IE 11 is not supported. For an optimal experience visit our site on another browser.

'Not your keys, not your coins': After FTX collapse, some call for a return to bitcoin's decentralized roots to keep money safe

“This is like taking power back and being in charge of your own money,” one expert says.
A bitcoin sign in Prague, Czech Republic, on May 17, 2022.
A bitcoin sign in Prague.Milan Jaros / Bloomberg via Getty Images file

As questions swirl about how much cryptocurrencies will be worth in the wake of the spectacular collapse of the crypto exchange FTX and other major platforms, a key question has emerged: Who will keep your crypto safe?

In response, some in the crypto community are calling for a return to its decentralized roots.

Among the rallying cries of this latent movement: “Not your keys, not your coins.”

In other words: Trust only yourself.

But doing so requires individuals to maintain their own cryptocurrency wallets through a more complicated — if safer — process that involves generating complex passwords and sometimes buying physical hardware to keep track of crypto, as opposed to entrusting it to an exchange.

"A company like FTX was supposed to hold your assets, but they ended up lending them out," Tracy Wang, deputy managing editor at the crypto news site CoinDesk, told NBC News.

That concept is what undergirds the traditional monetary system and seems to go against the fundamental philosophy of cryptocurrency.

"This is like taking power back and being in charge of your own money," Wang said of decentralization.

Prior to its collapse, FTX was the world's fifth-largest cryptocurrency exchange, according to data from the crypto group CoinGecko cited by Reuters, processing $627 billion in trading volume year-to-date.

Now, it's unclear whether anyone who kept their money on the exchange will be made whole, as FTX sorts through a bankruptcy process that its current overseer has already described as unprecedented in its complexity. It's also a rude awakening for the people hurt most by the company's bankruptcy — and the impetus for a return to decentralization.

It becomes a choice between the risk of someone potentially absconding with your money — even if the exchange makes it easier to buy, send and hold it — versus keeping total control of it, though at the cost of a more cumbersome accounting process.

But it's not particularly easy to do. Keeping crypto offline except to trade it means generating a set of public and private keys — a string of randomly generated letters and numbers — and then creating an additional, backup seed phrase consisting of 12 or 24 random words in case you lose the initial set of keys. It also means buying a USB-like device that acts as a piggy bank for your crypto.

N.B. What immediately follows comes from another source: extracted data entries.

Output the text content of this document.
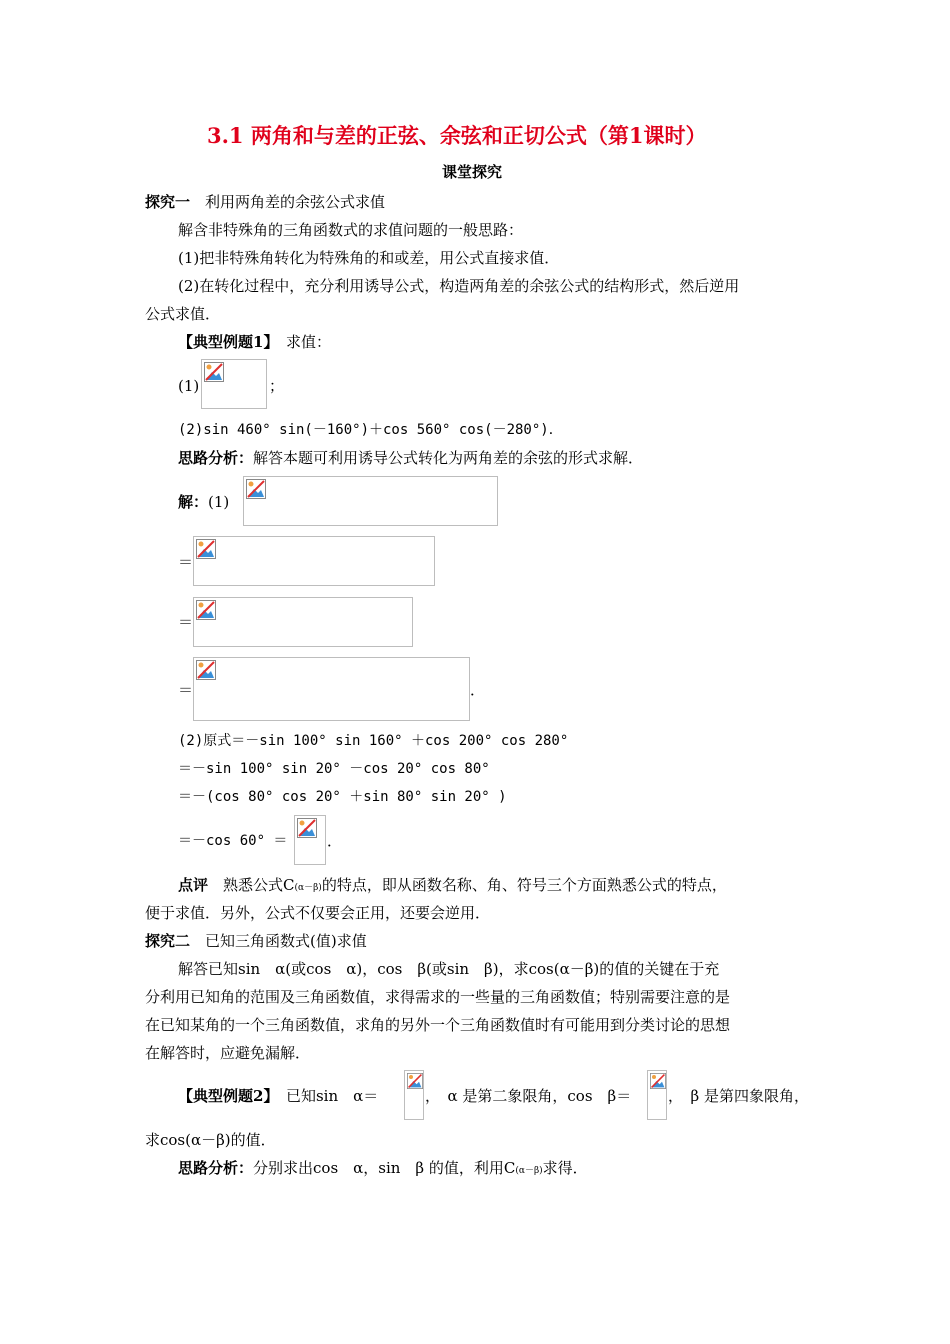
3.1 两角和与差的正弦、余弦和正切公式（第1课时）
课堂探究
探究一　 利用两角差的余弦公式求值
解含非特殊角的三角函数式的求值问题的一般思路：
(1)把非特殊角转化为特殊角的和或差，用公式直接求值．
(2)在转化过程中，充分利用诱导公式，构造两角差的余弦公式的结构形式，然后逆用
公式求值．
【典型例题1】　 求值：
(1)	；
(2)sin 460° sin(－160°)＋cos 560° cos(－280°)．
思路分析：解答本题可利用诱导公式转化为两角差的余弦的形式求解．
解：(1)
＝
＝
＝	．
(2)原式＝－sin 100° sin 160° ＋cos 200° cos 280°
＝－sin 100° sin 20° －cos 20° cos 80°
＝－(cos 80° cos 20° ＋sin 80° sin 20° )
＝－cos 60° ＝	．
点评　 熟悉公式C(α－β)的特点，即从函数名称、角、符号三个方面熟悉公式的特点，
便于求值．另外，公式不仅要会正用，还要会逆用．
探究二　 已知三角函数式(值)求值
解答已知sin　α(或cos　α)，cos　β(或sin　β)，求cos(α－β)的值的关键在于充
分利用已知角的范围及三角函数值，求得需求的一些量的三角函数值；特别需要注意的是
在已知某角的一个三角函数值，求角的另外一个三角函数值时有可能用到分类讨论的思想
在解答时，应避免漏解．
【典型例题2】　 已知sin　α＝	，　α 是第二象限角，cos　β＝ ，　β 是第四象限角，
求cos(α－β)的值．
思路分析：分别求出cos　α，sin　β 的值，利用C(α－β)求得．
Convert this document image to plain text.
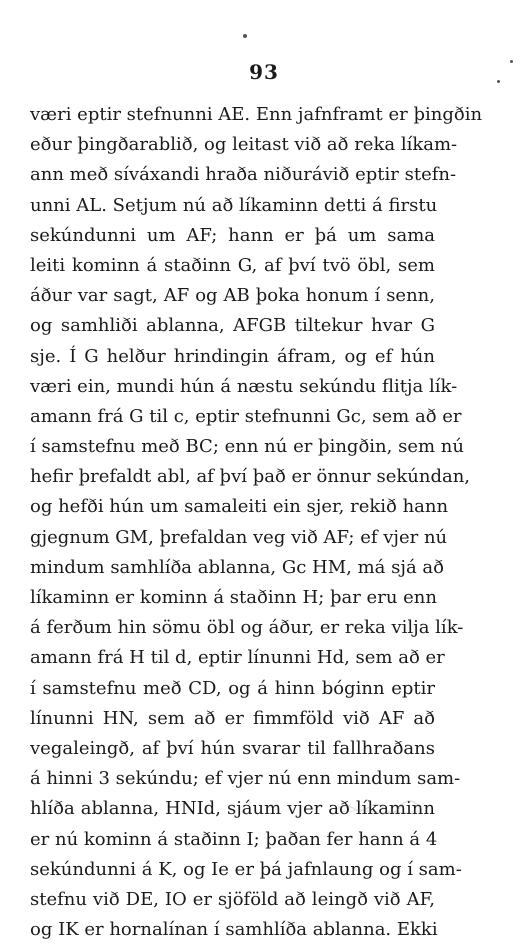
93
væri eptir stefnunni AE. Enn jafnframt er þingðin
eður þingðarablið, og leitast við að reka líkam-
ann með síváxandi hraða niðurávið eptir stefn-
unni AL. Setjum nú að líkaminn detti á firstu
sekúndunni um AF; hann er þá um sama
leiti kominn á staðinn G, af því tvö öbl, sem
áður var sagt, AF og AB þoka honum í senn,
og samhliði ablanna, AFGB tiltekur hvar G
sje. Í G helður hrindingin áfram, og ef hún
væri ein, mundi hún á næstu sekúndu flitja lík-
amann frá G til c, eptir stefnunni Gc, sem að er
í samstefnu með BC; enn nú er þingðin, sem nú
hefir þrefaldt abl, af því það er önnur sekúndan,
og hefði hún um samaleiti ein sjer, rekið hann
gjegnum GM, þrefaldan veg við AF; ef vjer nú
mindum samhlíða ablanna, Gc HM, má sjá að
líkaminn er kominn á staðinn H; þar eru enn
á ferðum hin sömu öbl og áður, er reka vilja lík-
amann frá H til d, eptir línunni Hd, sem að er
í samstefnu með CD, og á hinn bóginn eptir
línunni HN, sem að er fimmföld við AF að
vegaleingð, af því hún svarar til fallhraðans
á hinni 3 sekúndu; ef vjer nú enn mindum sam-
hlíða ablanna, HNId, sjáum vjer að líkaminn
er nú kominn á staðinn I; þaðan fer hann á 4
sekúndunni á K, og Ie er þá jafnlaung og í sam-
stefnu við DE, IO er sjöföld að leingð við AF,
og IK er hornalínan í samhlíða ablanna. Ekki
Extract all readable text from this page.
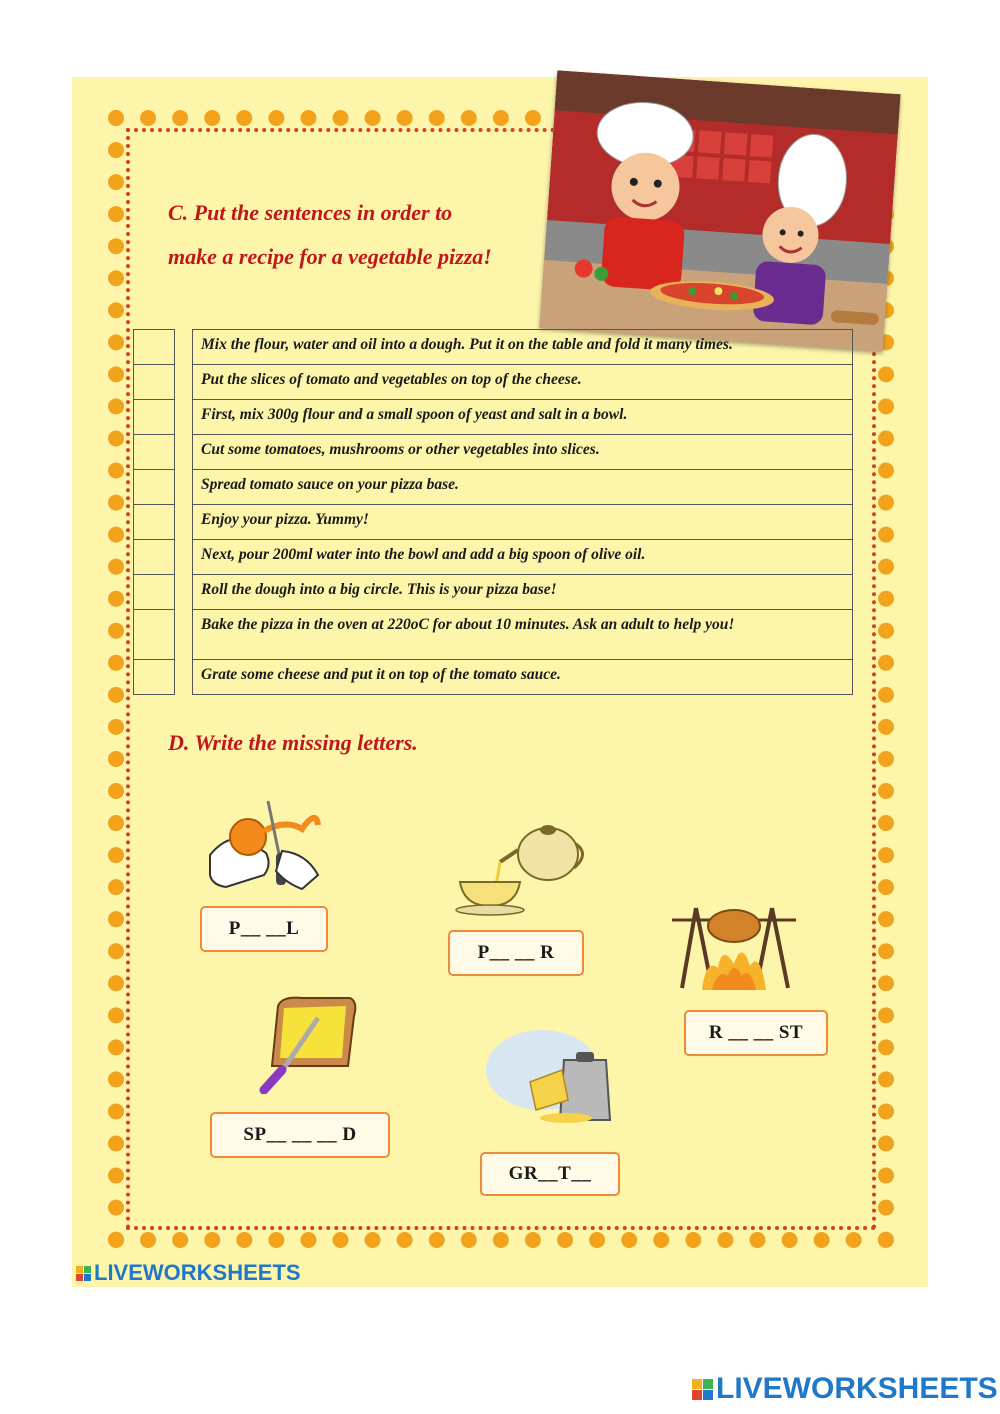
C. Put the sentences in order to
make a recipe for a vegetable pizza!
Mix the flour, water and oil into a dough. Put it on the table and fold it many times.
Put the slices of tomato and vegetables on top of the cheese.
First, mix 300g flour and a small spoon of yeast and salt in a bowl.
Cut some tomatoes, mushrooms or other vegetables into slices.
Spread tomato sauce on your pizza base.
Enjoy your pizza. Yummy!
Next, pour 200ml water into the bowl and add a big spoon of olive oil.
Roll the dough into a big circle. This is your pizza base!
Bake the pizza in the oven at 220oC for about 10 minutes. Ask an adult to help you!
Grate some cheese and put it on top of the tomato sauce.
D. Write the missing letters.
P__ __L
P__ __ R
R __ __ ST
SP__ __ __ D
GR__T__
LIVEWORKSHEETS
LIVEWORKSHEETS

That used to be the way of the world when it came to bitcoin. But as cryptocurrencies broadly became more mainstream, companies and exchanges sprang up that allowed people to buy crypto without those steps.

Today, platforms seemingly untouched by the FTX collapse, like Coinbase, have sought to reassure their users that their assets remain safe and, in some cases, are not subject to lending.

But that may not be enough for some users.

"Those of us grizzled veterans have seen this game before," said Caitlin Long, a blockchain consultant and founder and CEO of the crypto group Custodia Bank. "We've been trying to warn folks; get your coins off exchanges, and there's been a huge wave since FTX collapsed."

On Friday, Bitcoin Magazine reported that more than 150,000 bitcoin, some $2 billion worth, had been taken off exchanges over the past two weeks.

Still, among some influential crypto players, going fully off the grid would be a step in the wrong direction.

Instead, there are growing calls for increased regulation that would force crypto exchanges to keep customers' money firewalled so that it cannot be repurposed for other uses.

Long describes the idea as treating customers' deposits like a valet treats a car.

"You’re just giving temporary possession for safekeeping. [They] can’t lease it to be used on Uber, and if the garage goes bankrupt, that’s not an asset of the garage; they can't drive your car away," she said. "This is very simple, very boring — but foundational."

As an example, Long highlighted the state of Wyoming where she said its crypto regulations already require that any exchange based there treat customers' assets in this way.

"If Wyoming's regime had been in place, FTX wouldn’t have happened," Long said.

There is a proposal similar to Wyoming's system making its way through Congress that is sponsored by Sens. Cynthia Lummis, R-Wyo., and Kirsten Gillibrand, D-N.Y.

But such a bill, as well as others that propose regulations for the crypto industry, could face opposition. Sen. Sherrod Brown, D-Ohio, chair of the Senate Committee on Banking, Housing, and Urban Affairs, said last week that cryptocurrencies still don’t offer “anything useful or beneficial.”

“The recent collapse of FTX is a loud warning bell that cryptocurrencies can fail, and just like we saw with over-the-counter derivatives that led to a financial crisis, these failures can have a ripple effect on consumers and other parts of our financial system," Brown said in a statement.

"The cryptocurrency market’s continued turmoil is why we must think carefully about how to regulate cryptocurrencies and their role in our economy."